A sailing boat is oriented in a direction \(2 \hat{\imath} + 3 \hat{\jmath}\) on the surface of a lake, and its sail experiences a force from the wind of \(-50 \hat{\imath} + 250\hat{\jmath} \text{ N}\). You can assume the boat experiences no drag in the forward-aft direction, and that the keel provides sufficient resistive force against the water that any net motion of the boat is forwards. You can also assume the boat remains upright.

  1. Draw a free body diagram of the forces acting on the boat. What is the direction of any horizontal force the boat exerts on the water?
  2. Assuming the boat has mass 43 kg and the sailor has mass 78 kg, what is the magnitude of the acceleration of the boat?

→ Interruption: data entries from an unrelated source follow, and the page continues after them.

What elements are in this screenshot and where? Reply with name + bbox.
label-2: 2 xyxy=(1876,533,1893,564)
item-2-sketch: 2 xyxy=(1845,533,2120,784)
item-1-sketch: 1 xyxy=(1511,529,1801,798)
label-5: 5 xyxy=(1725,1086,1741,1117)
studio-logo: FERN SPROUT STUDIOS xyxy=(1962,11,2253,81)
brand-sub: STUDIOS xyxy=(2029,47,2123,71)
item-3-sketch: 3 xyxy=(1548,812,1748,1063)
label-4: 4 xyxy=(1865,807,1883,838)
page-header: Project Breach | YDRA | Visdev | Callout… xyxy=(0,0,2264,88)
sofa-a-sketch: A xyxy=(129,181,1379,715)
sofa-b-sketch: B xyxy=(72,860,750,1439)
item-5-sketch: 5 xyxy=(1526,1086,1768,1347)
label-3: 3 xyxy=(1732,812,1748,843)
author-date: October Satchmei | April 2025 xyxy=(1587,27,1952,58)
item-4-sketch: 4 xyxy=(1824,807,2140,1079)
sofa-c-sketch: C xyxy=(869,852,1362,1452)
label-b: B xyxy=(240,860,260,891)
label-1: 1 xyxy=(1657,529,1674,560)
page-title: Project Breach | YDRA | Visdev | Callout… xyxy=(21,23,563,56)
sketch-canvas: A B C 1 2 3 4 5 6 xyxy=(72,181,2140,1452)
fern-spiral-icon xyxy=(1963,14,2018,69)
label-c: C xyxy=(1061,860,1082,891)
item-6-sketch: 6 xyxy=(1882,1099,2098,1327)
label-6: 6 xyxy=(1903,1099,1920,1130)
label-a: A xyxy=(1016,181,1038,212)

A sensible diagram will have the force of the wind \(\vec{F}_w\) and the resistance of the boat. In the absence of any other drag, the resistance force of the boat should only point perpendicular to the direction of travel of the boat, and will oppose the component of Fw perpendicular to the keel i.e. \(\vec{F}_k\). The resultant force on the boat is parallel to \(\hat{n}\) i.e. \(\vec{F}_b\). This is shown in Figure 10.2.

Figure 10.2: Sail boat moving in direction \(\hat{n}\) with force \(\vec{F}_w\) on the sail, and resistance force \(\vec{F}_k\) perpendicular to the keel.

Using Newton’s second law \[ \vec{F}_w + \vec{F}_k = \vec{F}_b = m \vec{a} \] In the direction of the boat the only force acting is \[ F_w \cos \theta = F_b = ma_b \] i.e., we need to work out the component of \(\vec{F}_w\) in the direction the boat is pointing. \[ F_w \cos \theta = \vec{F}_w \cdot \hat{n} = \vec{F}_w \cdot \frac{\vec{n}}{|\vec{n}|} \] \[ = \frac{(-50\hat{\imath} + 250\hat{\jmath}) \cdot (2\hat{\imath} + 3\hat{\jmath})}{\sqrt{2 \times 2 + 3 \times 3}} = 180 \text{ N} \] Then we use \(F_b = ma_b\) with \(m = 43 + 78 = 121 \text{ kg}\). Hence \[ a_b = 1.49 \text{ m s}^{-2} \]